PHOTO MONTAGE LINCOLN AGNEW, THE NEW YORK TIMES

Publier ou pas des photos de ses enfants est un sujet intensément discuté en ligne. Aux États-Unis, on appelle ça sharenting, un mot-valise qu’on pourrait traduire par parentager.

« L’internet, c’est un peu comme le Truman Show », a déclaré Kodye Elyse, 35 ans, qui compte 4 millions d’abonnés sur TikTok et qui publie sur son travail de tatoueuse et son expérience de mère célibataire. « On ne sait jamais qui regarde. »

Après cette mésaventure, elle a enlevé les photos de ses enfants de l’internet.
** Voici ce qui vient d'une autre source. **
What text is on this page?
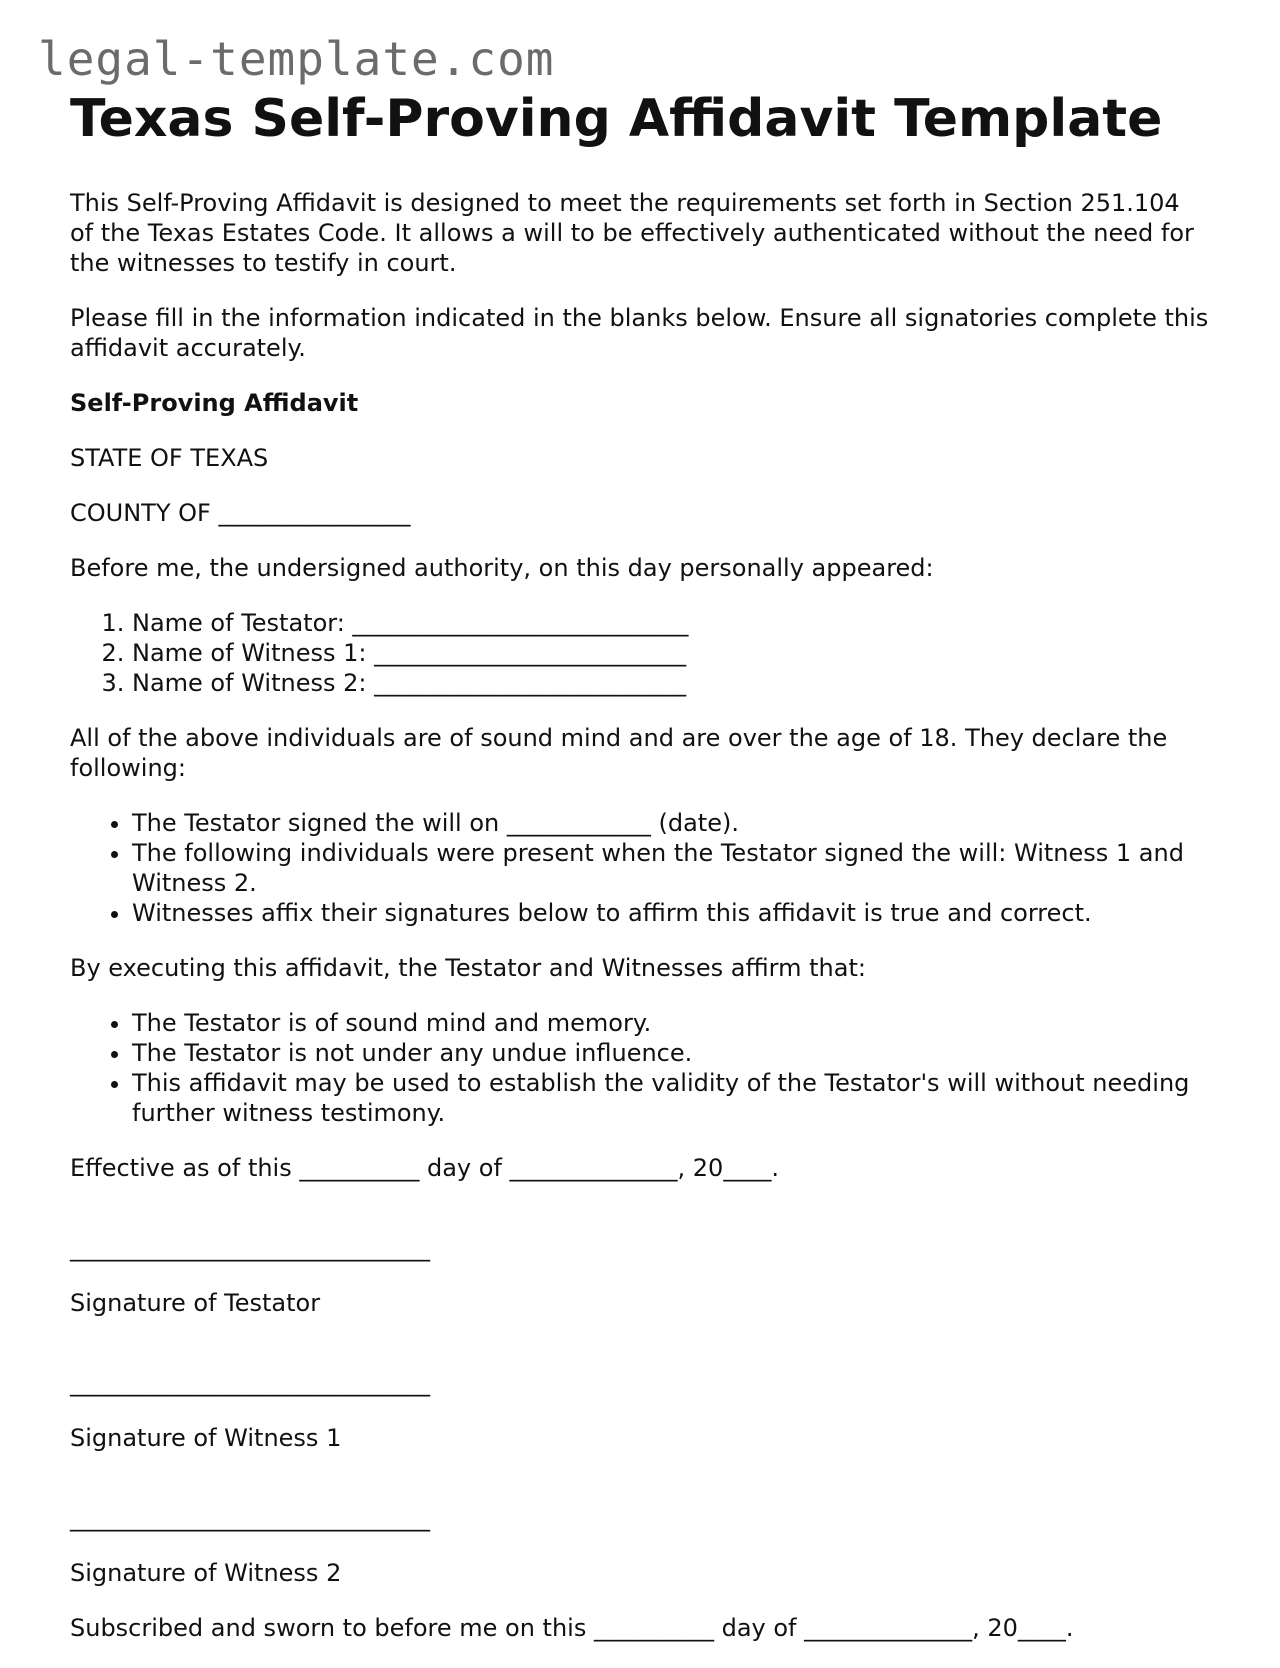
legal-template.com
Texas Self-Proving Affidavit Template

This Self-Proving Affidavit is designed to meet the requirements set forth in Section 251.104 of the Texas Estates Code. It allows a will to be effectively authenticated without the need for the witnesses to testify in court.

Please fill in the information indicated in the blanks below. Ensure all signatories complete this affidavit accurately.

Self-Proving Affidavit

STATE OF TEXAS

COUNTY OF ________________

Before me, the undersigned authority, on this day personally appeared:

1. Name of Testator: ____________________________
2. Name of Witness 1: __________________________
3. Name of Witness 2: __________________________

All of the above individuals are of sound mind and are over the age of 18. They declare the following:

• The Testator signed the will on ____________ (date).
• The following individuals were present when the Testator signed the will: Witness 1 and Witness 2.
• Witnesses affix their signatures below to affirm this affidavit is true and correct.

By executing this affidavit, the Testator and Witnesses affirm that:

• The Testator is of sound mind and memory.
• The Testator is not under any undue influence.
• This affidavit may be used to establish the validity of the Testator's will without needing further witness testimony.

Effective as of this __________ day of ______________, 20____.

______________________________

Signature of Testator

______________________________

Signature of Witness 1

______________________________

Signature of Witness 2

Subscribed and sworn to before me on this __________ day of ______________, 20____.
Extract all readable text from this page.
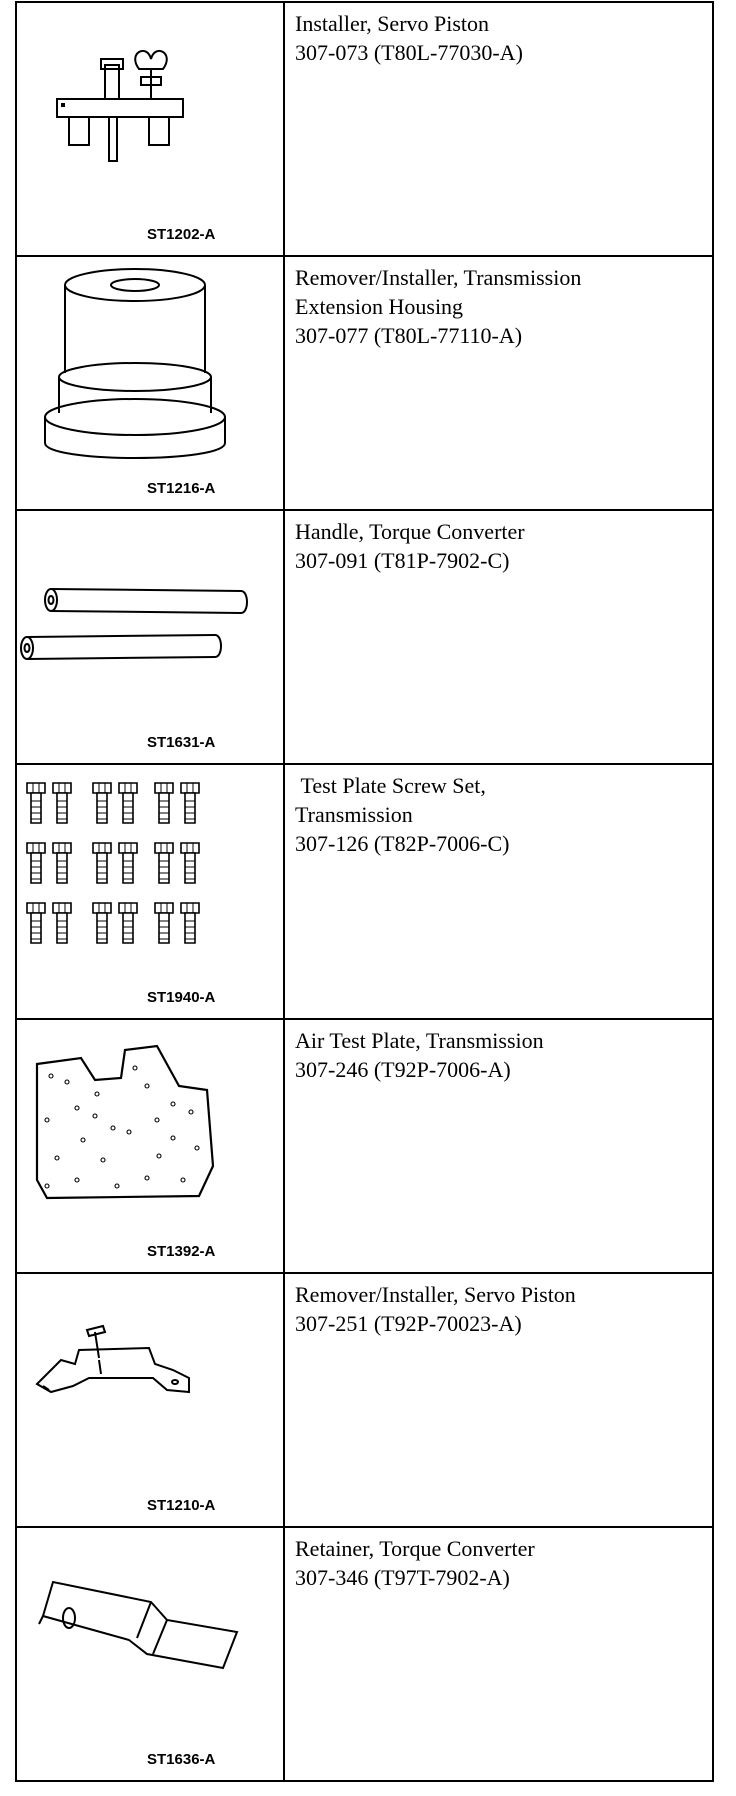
ST1202-A	Installer, Servo Piston
307-073 (T80L-77030-A)

ST1216-A	Remover/Installer, Transmission
Extension Housing
307-077 (T80L-77110-A)

ST1631-A	Handle, Torque Converter
307-091 (T81P-7902-C)

ST1940-A	Test Plate Screw Set,
Transmission
307-126 (T82P-7006-C)

ST1392-A	Air Test Plate, Transmission
307-246 (T92P-7006-A)

ST1210-A	Remover/Installer, Servo Piston
307-251 (T92P-70023-A)

ST1636-A	Retainer, Torque Converter
307-346 (T97T-7902-A)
Elle a retracé tous ses comptes en ligne – Facebook, Pinterest, etc. – et les a supprimés ou les a rendus privés. Depuis, elle s’est jointe à la faction TikTok qui exhorte les autres parents à ne jamais publier d’images de leurs enfants.
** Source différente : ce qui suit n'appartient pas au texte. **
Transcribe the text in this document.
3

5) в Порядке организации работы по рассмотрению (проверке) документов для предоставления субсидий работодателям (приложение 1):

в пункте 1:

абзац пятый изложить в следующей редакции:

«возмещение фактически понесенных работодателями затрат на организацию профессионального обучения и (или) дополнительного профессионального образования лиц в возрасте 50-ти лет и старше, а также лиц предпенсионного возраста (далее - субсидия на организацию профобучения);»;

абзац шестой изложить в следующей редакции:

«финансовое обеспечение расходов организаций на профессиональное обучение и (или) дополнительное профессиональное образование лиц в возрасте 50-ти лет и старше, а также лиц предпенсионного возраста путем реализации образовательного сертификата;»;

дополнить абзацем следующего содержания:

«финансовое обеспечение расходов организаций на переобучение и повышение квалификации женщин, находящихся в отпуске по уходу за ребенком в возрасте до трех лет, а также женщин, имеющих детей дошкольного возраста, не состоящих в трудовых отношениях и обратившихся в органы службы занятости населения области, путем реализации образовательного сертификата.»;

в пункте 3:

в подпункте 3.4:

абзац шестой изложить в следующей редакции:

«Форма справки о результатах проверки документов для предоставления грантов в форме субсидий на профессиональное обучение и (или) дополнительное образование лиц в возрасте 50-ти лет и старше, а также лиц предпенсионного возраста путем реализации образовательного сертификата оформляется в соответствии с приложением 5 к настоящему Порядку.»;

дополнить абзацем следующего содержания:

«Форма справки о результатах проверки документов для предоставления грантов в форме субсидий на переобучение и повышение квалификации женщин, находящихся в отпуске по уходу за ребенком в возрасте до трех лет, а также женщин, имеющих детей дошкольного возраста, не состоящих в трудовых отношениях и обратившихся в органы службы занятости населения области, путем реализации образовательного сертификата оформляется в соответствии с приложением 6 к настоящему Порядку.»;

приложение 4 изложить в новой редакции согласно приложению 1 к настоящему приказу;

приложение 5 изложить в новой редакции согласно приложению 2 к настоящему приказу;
Mais en septembre, elle a découvert qu’elle n’était pas au bout de ses peines. Kodye Elyse a utilisé PimEyes, un moteur de recherche inquiétant qui trouve des photos d’une personne sur l’internet grâce à la reconnaissance faciale. Elle y a téléchargé une photo de son fils de 7 ans : les résultats comprenaient une image de lui qu’elle n’avait jamais vue. Pour voir d’où elle venait, elle a dû s’abonner pour 29,99 $.

Son ex-mari avait emmené leur fils à un match de soccer, et on les voyait à l’arrière-plan d’une photo publiée par un média sportif, assis derrière le but. Elle n’a pu faire retirer la photo du site du média en ligne, mais elle a rempli un formulaire demandant à PimEyes de retirer l’image de son fils au cas où quelqu’un d’autre fasse une recherche sur son visage. Elle a aussi trouvé une photo de sa fille, aujourd’hui âgée de 9 ans, utilisée pour promouvoir un camp d’été où elle était allée. À sa demande, le camp a retiré la photo.
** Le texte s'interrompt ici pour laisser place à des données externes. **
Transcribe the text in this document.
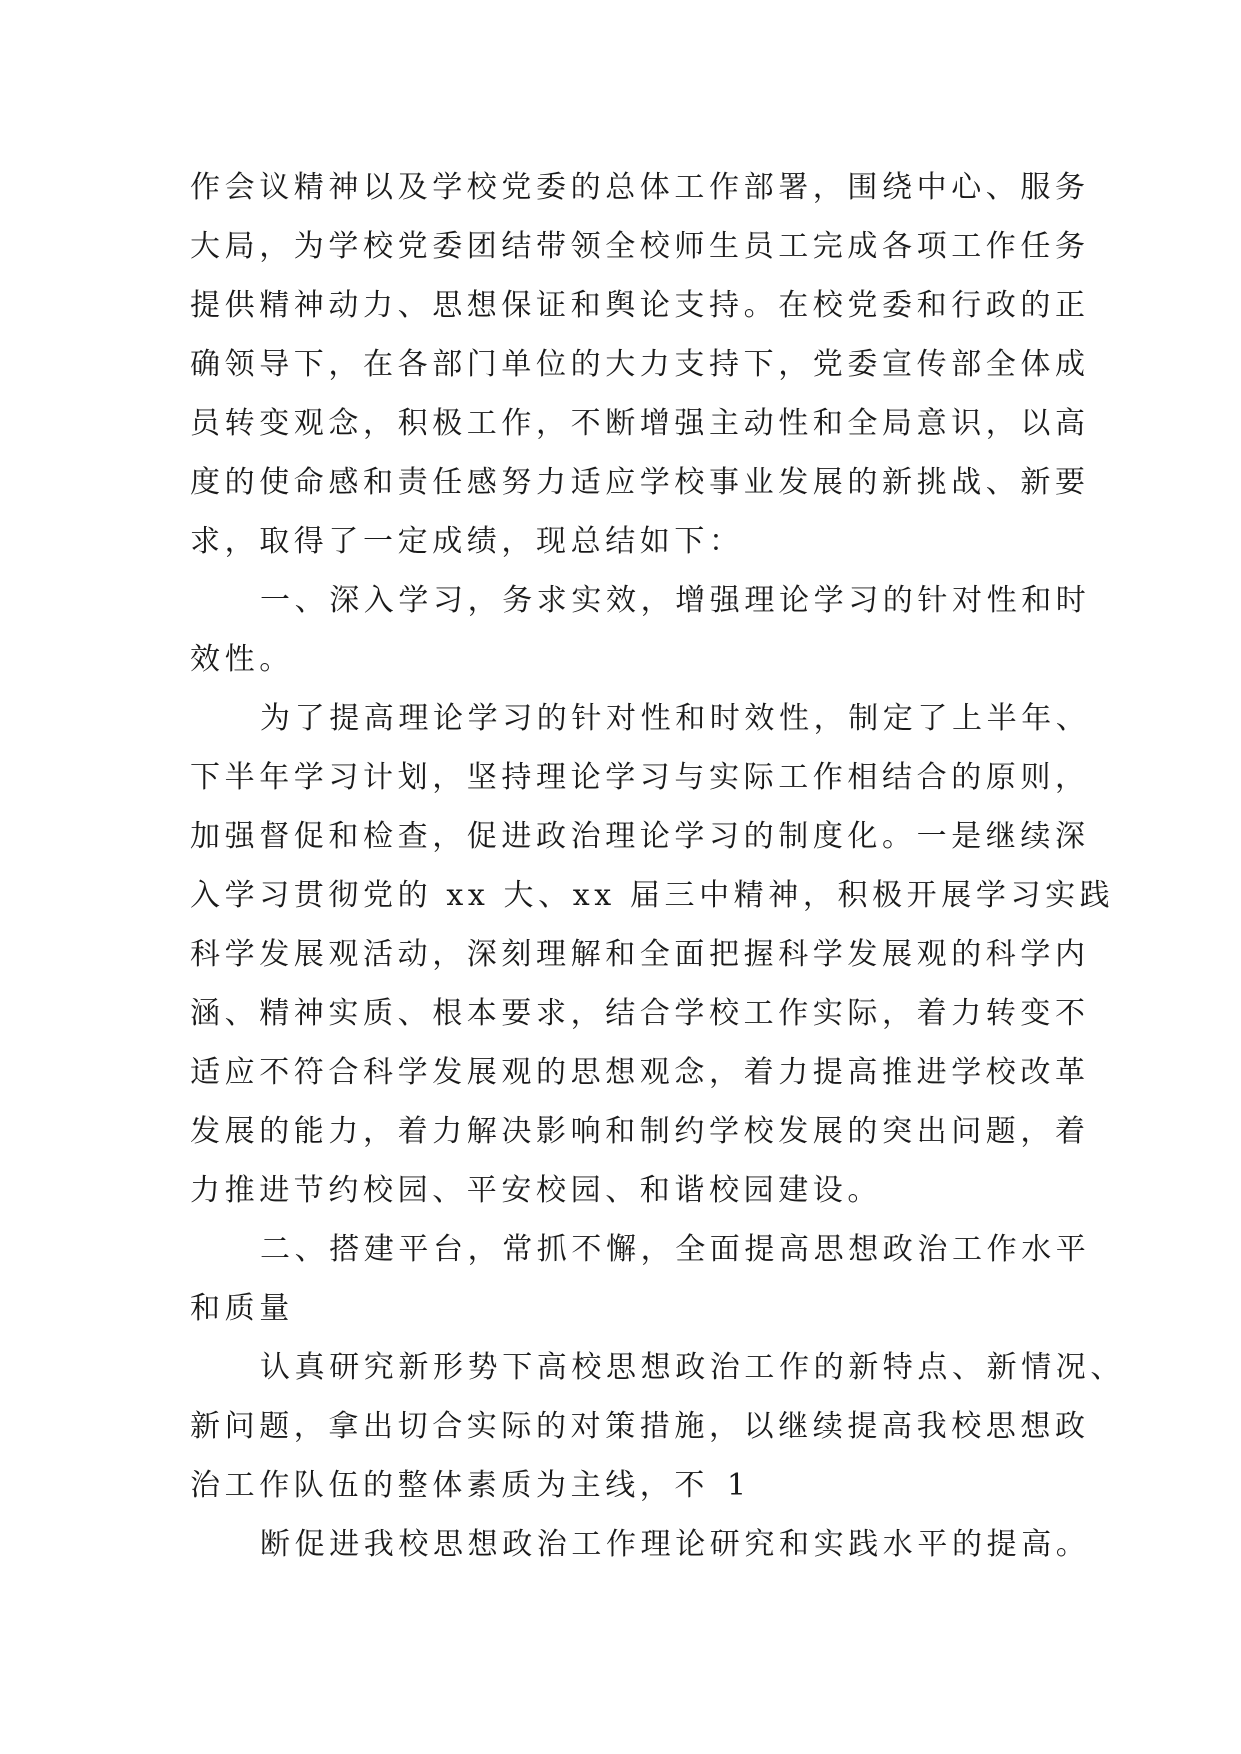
作会议精神以及学校党委的总体工作部署，围绕中心、服务
大局，为学校党委团结带领全校师生员工完成各项工作任务
提供精神动力、思想保证和舆论支持。在校党委和行政的正
确领导下，在各部门单位的大力支持下，党委宣传部全体成
员转变观念，积极工作，不断增强主动性和全局意识，以高
度的使命感和责任感努力适应学校事业发展的新挑战、新要
求，取得了一定成绩，现总结如下：
一、深入学习，务求实效，增强理论学习的针对性和时
效性。
为了提高理论学习的针对性和时效性，制定了上半年、
下半年学习计划，坚持理论学习与实际工作相结合的原则，
加强督促和检查，促进政治理论学习的制度化。一是继续深
入学习贯彻党的 xx 大、xx 届三中精神，积极开展学习实践
科学发展观活动，深刻理解和全面把握科学发展观的科学内
涵、精神实质、根本要求，结合学校工作实际，着力转变不
适应不符合科学发展观的思想观念，着力提高推进学校改革
发展的能力，着力解决影响和制约学校发展的突出问题，着
力推进节约校园、平安校园、和谐校园建设。
二、搭建平台，常抓不懈，全面提高思想政治工作水平
和质量
认真研究新形势下高校思想政治工作的新特点、新情况、
新问题，拿出切合实际的对策措施，以继续提高我校思想政
治工作队伍的整体素质为主线，不 1
断促进我校思想政治工作理论研究和实践水平的提高。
« Tout le monde devrait vérifier ça, dit-elle. C’est un bon moyen de s’assurer que personne ne s’approprie les photos de vos enfants. »

Nouveaux risques de l’IA

Publier ou pas des photos de ses enfants est un sujet intensément discuté en ligne. Aux États-Unis, on appelle ça sharenting, un mot-valise qu’on pourrait traduire par parentager.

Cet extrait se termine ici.